Particuology is an interdisciplinary journal that publishes frontier research articles and critical reviews on the discovery, formulation and engineering of particulate materials, processes and systems. It especially welcomes contributions utilising advanced theoretical, modelling and measurement methods to enable the discovery and creation of new particulate materials, and the manufacturing of functional particulate-based products, such as sensors.
Papers are handled by Thematic Editors who oversee contributions from specific subject fields. These fields are classified into: Particle Synthesis and Modification; Particle Characterization and Measurement; Granular Systems and Bulk Solids Technology; Fluidization and Particle-Fluid Systems; Aerosols; and Applications of Particle Technology.

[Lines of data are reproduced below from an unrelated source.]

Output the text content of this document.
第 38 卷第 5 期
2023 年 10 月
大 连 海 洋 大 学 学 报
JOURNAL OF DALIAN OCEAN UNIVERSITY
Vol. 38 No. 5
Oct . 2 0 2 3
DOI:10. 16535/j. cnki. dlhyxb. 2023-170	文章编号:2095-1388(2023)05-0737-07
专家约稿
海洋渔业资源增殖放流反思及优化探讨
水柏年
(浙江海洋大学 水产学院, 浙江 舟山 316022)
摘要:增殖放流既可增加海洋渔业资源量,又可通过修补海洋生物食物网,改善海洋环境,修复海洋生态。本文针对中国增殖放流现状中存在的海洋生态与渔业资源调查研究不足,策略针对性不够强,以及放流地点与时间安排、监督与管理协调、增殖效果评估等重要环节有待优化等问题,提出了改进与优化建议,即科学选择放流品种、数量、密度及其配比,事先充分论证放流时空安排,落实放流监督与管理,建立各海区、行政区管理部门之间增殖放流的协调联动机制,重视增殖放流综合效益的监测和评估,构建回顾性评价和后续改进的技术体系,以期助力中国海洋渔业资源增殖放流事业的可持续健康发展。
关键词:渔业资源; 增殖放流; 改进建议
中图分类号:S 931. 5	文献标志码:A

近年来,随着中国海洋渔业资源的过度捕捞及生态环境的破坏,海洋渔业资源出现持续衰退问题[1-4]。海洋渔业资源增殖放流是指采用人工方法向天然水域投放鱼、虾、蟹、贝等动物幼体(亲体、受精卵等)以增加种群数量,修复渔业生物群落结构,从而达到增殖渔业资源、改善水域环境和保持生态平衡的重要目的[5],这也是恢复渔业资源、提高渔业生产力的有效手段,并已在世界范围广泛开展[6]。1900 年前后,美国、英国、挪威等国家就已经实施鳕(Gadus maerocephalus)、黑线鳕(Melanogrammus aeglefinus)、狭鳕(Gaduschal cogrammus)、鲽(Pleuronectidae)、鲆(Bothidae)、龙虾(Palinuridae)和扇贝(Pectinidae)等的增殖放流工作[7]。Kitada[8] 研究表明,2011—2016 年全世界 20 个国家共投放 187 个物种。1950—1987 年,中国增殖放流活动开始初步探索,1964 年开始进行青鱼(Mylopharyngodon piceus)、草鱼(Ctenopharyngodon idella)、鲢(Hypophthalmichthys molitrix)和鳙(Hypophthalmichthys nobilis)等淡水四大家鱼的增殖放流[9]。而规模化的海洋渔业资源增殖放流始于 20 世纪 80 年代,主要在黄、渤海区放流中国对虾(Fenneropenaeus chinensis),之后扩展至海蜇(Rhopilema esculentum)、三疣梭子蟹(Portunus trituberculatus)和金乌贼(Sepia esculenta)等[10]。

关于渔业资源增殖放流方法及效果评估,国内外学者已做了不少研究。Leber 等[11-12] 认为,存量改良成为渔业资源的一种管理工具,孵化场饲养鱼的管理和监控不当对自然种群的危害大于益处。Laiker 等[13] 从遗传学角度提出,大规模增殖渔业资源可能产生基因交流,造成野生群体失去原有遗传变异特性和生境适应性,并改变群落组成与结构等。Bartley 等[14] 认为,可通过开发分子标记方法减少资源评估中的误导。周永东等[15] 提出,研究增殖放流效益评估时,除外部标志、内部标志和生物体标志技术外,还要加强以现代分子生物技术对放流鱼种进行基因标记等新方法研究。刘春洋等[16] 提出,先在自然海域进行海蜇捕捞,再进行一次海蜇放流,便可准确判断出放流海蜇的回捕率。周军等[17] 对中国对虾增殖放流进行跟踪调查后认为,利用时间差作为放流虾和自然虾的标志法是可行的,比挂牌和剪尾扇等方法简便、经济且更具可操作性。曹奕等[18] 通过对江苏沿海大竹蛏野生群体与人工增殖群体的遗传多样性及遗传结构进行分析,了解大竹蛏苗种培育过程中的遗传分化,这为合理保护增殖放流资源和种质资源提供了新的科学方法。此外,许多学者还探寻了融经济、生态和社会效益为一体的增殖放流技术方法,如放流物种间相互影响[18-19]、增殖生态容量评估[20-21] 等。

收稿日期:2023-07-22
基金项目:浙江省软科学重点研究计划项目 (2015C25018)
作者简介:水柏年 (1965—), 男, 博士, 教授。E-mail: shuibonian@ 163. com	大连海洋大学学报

Key topics concerning the creation and processing of particulates include:
-Modelling and simulation of particle formation, collective behaviour of particles and systems for particle production over a broad spectrum of length scales
-Mining of experimental data for particle synthesis and surface properties to facilitate the creation of new materials and processes
-Particle design and preparation including controlled response and sensing functionalities in formation, delivery systems and biological systems, etc.
-Experimental and computational methods for visualization and analysis of particulate system.
These topics are broadly relevant to the production of materials, pharmaceuticals and food, and to the conversion of energy resources to fuels and protection of the environment.